Total finalises plans to expand Texas Bayport Polymers in petrochems push

By Bate Felix

PARIS, Sept 25 (Reuters) - French oil and gas major Total has made a final investment decision to expand its Texas Bayport Polymers joint venture to double polyethylene production capacity to around 1.1 million tonnes a year, the company said.

Total said it aimed to become a major player in the U.S. polyethylene market when it announced the joint venture in March 2017 with Borealis and Canada's Nova Chemical .

The Bayport project is in line with the company's $3 billion programme that began a year ago with a $1.7 billion investment to build an ethane steam cracker at its Port Arthur refining complex in Texas.

The cracker will process ethane, which is abundantly available from U.S shale gas at competitive prices, and will supply Bayport polyethylene units. Production is expected to start in 2021.

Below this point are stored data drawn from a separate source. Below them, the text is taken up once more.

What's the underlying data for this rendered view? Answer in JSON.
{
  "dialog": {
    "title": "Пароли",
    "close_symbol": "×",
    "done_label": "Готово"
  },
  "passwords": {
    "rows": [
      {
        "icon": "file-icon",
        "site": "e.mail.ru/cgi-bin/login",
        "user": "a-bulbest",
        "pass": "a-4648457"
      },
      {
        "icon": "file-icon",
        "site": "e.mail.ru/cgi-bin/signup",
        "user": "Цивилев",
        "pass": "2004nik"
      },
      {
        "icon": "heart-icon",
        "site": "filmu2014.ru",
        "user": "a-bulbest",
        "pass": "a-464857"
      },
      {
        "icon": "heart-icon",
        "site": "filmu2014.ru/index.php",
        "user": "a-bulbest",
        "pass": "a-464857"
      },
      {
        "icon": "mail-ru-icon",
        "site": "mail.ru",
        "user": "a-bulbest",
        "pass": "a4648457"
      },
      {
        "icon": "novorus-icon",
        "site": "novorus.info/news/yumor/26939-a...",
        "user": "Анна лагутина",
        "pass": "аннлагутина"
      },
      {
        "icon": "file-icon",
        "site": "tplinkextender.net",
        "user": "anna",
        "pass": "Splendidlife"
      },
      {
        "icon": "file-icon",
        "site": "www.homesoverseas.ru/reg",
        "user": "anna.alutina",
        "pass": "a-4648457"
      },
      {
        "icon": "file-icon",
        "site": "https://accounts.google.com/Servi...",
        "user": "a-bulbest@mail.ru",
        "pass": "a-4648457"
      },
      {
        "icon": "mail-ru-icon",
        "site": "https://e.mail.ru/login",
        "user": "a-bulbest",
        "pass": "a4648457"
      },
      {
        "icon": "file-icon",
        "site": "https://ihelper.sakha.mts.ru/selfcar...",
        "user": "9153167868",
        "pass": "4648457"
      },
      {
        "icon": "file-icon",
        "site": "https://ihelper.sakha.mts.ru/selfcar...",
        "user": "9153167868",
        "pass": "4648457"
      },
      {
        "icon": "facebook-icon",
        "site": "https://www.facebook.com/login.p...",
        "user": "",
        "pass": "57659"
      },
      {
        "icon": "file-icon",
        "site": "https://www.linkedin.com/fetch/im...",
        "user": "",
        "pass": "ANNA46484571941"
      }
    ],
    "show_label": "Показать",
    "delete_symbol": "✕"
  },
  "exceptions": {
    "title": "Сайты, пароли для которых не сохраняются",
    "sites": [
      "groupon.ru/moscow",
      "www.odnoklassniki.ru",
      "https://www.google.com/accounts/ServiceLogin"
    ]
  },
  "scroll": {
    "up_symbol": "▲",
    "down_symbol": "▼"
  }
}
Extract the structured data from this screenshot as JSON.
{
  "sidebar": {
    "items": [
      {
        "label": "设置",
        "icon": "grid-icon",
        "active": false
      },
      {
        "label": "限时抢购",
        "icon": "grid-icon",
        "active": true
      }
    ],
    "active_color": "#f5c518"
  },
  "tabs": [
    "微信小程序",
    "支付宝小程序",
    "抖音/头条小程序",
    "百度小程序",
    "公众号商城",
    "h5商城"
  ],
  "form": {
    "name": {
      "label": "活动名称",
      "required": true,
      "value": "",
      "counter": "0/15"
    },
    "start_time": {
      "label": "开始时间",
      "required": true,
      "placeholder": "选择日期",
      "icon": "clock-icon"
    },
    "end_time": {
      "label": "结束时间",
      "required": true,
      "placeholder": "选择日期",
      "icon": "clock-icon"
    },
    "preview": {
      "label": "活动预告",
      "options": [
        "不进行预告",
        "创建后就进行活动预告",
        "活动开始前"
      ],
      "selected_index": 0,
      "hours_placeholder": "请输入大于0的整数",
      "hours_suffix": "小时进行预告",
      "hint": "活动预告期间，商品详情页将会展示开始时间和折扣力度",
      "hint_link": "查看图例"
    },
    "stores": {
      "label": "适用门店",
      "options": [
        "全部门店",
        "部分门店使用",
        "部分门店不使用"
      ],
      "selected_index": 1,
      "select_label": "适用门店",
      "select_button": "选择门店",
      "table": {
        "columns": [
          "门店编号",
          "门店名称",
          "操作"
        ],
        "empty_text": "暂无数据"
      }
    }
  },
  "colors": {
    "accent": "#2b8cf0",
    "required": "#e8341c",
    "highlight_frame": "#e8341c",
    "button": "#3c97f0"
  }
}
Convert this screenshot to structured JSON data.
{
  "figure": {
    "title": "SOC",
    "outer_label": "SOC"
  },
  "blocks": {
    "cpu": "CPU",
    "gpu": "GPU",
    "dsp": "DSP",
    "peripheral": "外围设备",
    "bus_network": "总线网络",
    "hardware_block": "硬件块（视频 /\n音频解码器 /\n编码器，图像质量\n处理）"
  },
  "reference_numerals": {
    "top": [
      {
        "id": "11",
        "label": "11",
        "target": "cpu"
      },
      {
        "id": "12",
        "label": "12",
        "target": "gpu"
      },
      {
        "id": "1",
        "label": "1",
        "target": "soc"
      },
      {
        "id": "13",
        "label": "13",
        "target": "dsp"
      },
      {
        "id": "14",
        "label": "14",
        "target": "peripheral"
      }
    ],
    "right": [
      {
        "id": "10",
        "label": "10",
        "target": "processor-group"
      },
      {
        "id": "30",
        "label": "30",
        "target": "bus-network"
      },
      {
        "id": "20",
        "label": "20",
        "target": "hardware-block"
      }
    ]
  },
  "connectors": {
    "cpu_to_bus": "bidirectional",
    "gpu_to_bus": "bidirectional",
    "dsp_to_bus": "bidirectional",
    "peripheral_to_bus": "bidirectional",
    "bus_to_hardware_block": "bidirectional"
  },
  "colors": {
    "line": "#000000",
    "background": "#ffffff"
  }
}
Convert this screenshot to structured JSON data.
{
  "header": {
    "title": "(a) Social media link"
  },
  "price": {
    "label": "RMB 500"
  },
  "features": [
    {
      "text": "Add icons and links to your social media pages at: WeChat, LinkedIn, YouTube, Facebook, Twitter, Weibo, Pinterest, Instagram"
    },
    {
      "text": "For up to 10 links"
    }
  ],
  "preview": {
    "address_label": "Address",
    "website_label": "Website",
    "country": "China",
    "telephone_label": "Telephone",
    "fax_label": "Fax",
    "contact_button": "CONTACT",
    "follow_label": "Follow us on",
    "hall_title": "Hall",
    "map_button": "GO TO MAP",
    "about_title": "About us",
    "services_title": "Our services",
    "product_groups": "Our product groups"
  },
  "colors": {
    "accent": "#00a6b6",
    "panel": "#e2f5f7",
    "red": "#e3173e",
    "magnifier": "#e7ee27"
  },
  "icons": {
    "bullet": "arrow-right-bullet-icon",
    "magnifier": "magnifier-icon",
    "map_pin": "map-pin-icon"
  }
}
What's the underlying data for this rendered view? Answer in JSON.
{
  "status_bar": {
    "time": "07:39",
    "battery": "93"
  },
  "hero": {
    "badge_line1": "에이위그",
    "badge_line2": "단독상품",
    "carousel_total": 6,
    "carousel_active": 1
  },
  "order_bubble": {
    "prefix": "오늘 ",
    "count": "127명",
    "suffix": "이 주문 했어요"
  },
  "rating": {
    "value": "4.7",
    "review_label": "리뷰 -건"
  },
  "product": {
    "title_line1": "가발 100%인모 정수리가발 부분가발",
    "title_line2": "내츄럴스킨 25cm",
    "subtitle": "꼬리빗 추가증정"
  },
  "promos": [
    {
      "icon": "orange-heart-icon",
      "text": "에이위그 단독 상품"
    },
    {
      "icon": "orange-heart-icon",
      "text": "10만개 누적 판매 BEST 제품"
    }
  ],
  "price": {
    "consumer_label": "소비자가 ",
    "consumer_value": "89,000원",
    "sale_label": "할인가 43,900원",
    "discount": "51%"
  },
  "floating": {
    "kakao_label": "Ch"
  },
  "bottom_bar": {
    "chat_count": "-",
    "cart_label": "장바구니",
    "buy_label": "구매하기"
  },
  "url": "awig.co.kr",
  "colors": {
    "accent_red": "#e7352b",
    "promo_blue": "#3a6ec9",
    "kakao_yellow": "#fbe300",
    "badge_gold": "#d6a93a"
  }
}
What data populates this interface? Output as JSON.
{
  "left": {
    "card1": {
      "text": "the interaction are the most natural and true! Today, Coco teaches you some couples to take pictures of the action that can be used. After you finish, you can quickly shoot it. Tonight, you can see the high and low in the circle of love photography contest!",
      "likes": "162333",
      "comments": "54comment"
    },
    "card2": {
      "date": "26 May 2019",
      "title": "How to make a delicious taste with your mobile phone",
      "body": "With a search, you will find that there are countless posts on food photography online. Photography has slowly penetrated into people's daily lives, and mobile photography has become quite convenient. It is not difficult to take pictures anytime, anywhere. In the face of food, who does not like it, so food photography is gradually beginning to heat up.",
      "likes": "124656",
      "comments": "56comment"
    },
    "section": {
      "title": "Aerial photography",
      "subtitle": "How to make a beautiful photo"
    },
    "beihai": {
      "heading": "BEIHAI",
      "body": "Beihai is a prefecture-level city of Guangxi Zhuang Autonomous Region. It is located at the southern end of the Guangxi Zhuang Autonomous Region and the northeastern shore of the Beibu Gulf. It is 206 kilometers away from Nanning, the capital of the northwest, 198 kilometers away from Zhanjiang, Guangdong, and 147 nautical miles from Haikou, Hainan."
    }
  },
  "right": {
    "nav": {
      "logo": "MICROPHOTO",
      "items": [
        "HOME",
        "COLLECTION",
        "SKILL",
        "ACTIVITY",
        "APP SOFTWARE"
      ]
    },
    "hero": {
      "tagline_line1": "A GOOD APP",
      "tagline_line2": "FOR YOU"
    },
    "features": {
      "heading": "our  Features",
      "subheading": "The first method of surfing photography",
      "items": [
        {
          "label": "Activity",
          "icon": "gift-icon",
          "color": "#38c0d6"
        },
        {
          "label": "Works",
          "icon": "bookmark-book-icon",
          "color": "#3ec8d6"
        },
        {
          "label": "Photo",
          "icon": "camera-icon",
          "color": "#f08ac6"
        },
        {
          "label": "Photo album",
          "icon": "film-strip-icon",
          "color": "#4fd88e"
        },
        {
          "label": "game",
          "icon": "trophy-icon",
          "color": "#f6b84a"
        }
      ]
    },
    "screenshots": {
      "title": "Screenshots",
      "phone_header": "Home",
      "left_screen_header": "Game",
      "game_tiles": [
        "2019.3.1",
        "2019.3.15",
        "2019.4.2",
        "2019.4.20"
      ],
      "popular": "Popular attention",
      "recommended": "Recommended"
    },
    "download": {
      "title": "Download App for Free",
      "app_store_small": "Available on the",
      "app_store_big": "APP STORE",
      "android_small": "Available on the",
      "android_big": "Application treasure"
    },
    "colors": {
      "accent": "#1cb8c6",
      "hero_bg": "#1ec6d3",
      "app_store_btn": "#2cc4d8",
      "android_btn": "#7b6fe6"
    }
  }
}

The new unit is expected to have a capacity of a 625,000 tonnes a year, that will added to the existing 400,000 tonnes per year unit.

The Bayport unit engineering, procurement and construction has been awarded to the company McDermott, Total said.

Polyethylene is used in packaging, pipes, bottles, plastics and other composite materials. It is also seen as a growing market, that Total is targeting with a global expansion of its petrochemicals refining units.

"The project is in line with our strategy to develop petrochemicals at our major integrated (refining) complexes and leverage competitively priced feedstocks," said Bernard Pinatel, Total's President for Refining and Chemicals.

Pinatel said light materials are increasingly used as substitutes for metals in various industrial sectors such as transport and energy, all of which is lifting demand for plastics and polymers.

"It is a market that is growing by 3 to 4 percent per year," Pinatel said.

As part of this expansion into the polyethylene market, Total and Saudi Aramco had said in April they would invest around $5 billion to build a petrochemical complex at their Jubail Satorp refinery.

In May, Total also signed a $1.5 billion deal with Algeria's Sonatrach to build a polypropylene plant in western Algeria that will supply plastic to the Algerian and wider Mediterranean market.

Last December, its South Korean joint venture with Hanwha Group had also said it would invest $331 million in the group's refining and petrochemicals platform to increase polyethylene output by 400,000 tonnes per year by 2019.